An hour later, I received an email which, quite randomly, included the following photograph of a sunset under the crescent moon over the North Pole:
As if to say: In the harsh cold, feeling alone and abandoned, you find within you great warmth and Divine bliss.
As I opened more fully to the pain, I was consumed by calm pleasure. Hours of it. I couldn’t understand it. I didn’t really do anything to make it happen. The bliss and tranquility was far beyond what I would have anticipated for the evening. As I lie in bed on my way to sleep, I felt so blissful and peaceful that no thoughts arose in my mind. I was dumbfounded. All pervasive contentment, deep healing, love, warmth. Coming from somewhere. Palpable. I focused my awareness on the source of the love and said thank you.



Bliss Consciousness
People seem to be threatened by the idea of bliss, trying to corral the ineffable with definitions.
How can I put words around without restricting open-ended bliss?
Have they no faith in their loving Creator?
Have I no faith in my co-creating higher Muse?
The suffering, disappointments, traumas, desolation — these are not the gifts of deities
demanding or displeased. These are natural consequences of forces set in motion
impervious to prayer, blind to persons, unaware of our individual sad stories.
Meaningless happenstance we give greater power by attributions of guilt, blame,
bitter condemnation.
Take a little turn, I tell me, into a new truer dimension to perception.

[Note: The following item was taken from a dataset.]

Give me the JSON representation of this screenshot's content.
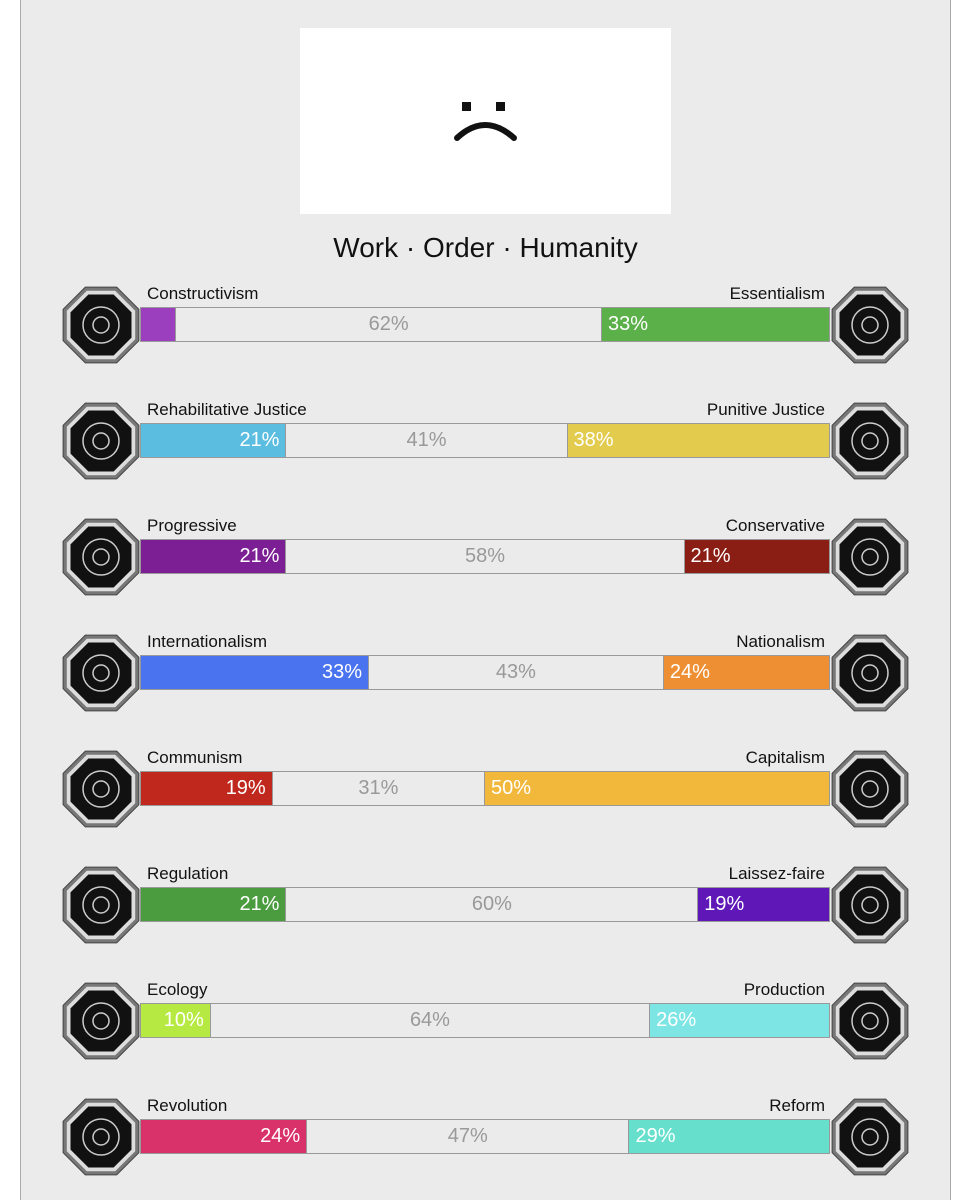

Bliss is the source condition that surrounds us, is the essence of,
all that space in, around, between.
This is the Creator’s plan, Eden’s blueprint, paradise here and hereafter.
This is Christ’s salvation, Buddha’s enlightenment, Mohammed’s dream,
Zarathustra’s revelation. This is the holy secret Great Goddess whispers
in her cradling lullaby.
All of consciousness, all that life can give, is an option to open eternally
into completion as full awareness of bliss. Breathe in the healing.
Breathe out the stale pain.
Laugh in the chilling rain, yes, even as the tsunami hits, the Earth quakes,
erupting ash burns, take my hand, my word, my promise.
A universe of bliss is yours for the accepting. It costs nothing but your sins,
your misconceptions, your resistance to true unfettered life, your immortal soul.